While the effectiveness of democratic institutions varies considerably from country to country, the emergence of a strong populist leader can trigger unrest. In this situation, Indonesians must rethink their ideas about democracy. And despite rhetorical support, communal violence in Indonesia remains low, even though it was high in the 1940s, the 1960s, and the 1990s. But despite the political turmoil, Indonesia has made significant strides towards democratization.
After the 1965 coup attempt, the New Order gained popular support. It sought to isolate Indonesia from the problems that afflicted the country since its independence. The new order sought to maintain economic development and political order while removing mass participation in the political process. The New Order’s approach to democracy was controversial. Nonetheless, it was widely accepted by the Indonesian people. The reforms in Indonesia made democracy a viable option in Indonesia.
In 2018, a poll showed that 13% of Muslims in Indonesia planned to vote for the Islamic Defenders Front, which was banned from elections in 2020. The exclusion of these radical Islamists from the party system hides pockets of opposition against the existing order. The Islamic Defenders Front is a classic example of this. And the Indonesian government should be proud of this fact. It is not just a political problem, but also an issue of civil liberties.

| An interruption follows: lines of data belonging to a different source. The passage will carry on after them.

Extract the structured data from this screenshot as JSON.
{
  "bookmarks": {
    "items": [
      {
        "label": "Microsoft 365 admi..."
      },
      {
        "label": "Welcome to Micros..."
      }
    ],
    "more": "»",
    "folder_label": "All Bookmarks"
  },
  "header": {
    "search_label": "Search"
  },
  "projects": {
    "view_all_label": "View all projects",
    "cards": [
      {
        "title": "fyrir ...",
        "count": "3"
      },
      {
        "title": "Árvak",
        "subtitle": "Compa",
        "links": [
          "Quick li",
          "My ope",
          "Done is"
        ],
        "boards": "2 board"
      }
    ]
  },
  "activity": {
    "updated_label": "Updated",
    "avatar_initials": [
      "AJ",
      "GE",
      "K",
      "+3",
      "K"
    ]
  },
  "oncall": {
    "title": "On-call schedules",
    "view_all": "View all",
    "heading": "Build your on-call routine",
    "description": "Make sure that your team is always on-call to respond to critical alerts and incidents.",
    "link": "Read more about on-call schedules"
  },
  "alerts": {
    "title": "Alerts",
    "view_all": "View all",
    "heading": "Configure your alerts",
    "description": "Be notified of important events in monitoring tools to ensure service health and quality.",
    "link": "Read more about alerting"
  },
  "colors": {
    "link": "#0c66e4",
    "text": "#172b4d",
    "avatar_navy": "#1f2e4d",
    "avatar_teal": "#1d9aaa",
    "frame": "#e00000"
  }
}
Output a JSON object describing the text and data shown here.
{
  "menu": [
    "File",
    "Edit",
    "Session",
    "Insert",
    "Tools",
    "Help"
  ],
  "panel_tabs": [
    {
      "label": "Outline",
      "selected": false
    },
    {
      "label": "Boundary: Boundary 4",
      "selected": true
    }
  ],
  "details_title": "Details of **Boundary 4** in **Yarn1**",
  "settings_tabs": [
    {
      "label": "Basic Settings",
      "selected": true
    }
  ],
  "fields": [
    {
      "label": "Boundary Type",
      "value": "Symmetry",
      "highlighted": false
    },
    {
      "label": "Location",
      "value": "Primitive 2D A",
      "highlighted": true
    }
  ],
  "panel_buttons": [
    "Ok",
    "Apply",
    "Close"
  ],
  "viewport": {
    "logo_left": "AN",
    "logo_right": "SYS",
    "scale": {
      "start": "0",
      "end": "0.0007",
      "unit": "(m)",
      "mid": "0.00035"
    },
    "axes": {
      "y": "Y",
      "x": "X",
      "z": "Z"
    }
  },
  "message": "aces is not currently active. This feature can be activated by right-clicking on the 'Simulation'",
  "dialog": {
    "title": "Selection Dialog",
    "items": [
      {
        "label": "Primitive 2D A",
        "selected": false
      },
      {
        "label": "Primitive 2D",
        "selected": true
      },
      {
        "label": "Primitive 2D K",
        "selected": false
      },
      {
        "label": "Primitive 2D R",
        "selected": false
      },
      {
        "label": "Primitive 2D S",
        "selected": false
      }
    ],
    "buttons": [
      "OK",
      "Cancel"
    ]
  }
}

In November, Indonesians voted for local leaders. President Joko ‘Jokowi’ Widodo proclaimed a public holiday to conduct the elections. Voter turnout was high, with more than 40 million people voting. A controversial blasphemy case involving one of the candidates heightened racial and religious tensions. This case is often interpreted as a symptom of growing intolerance and anti-democratic Islamist politics, but it did not change the outcome of elections.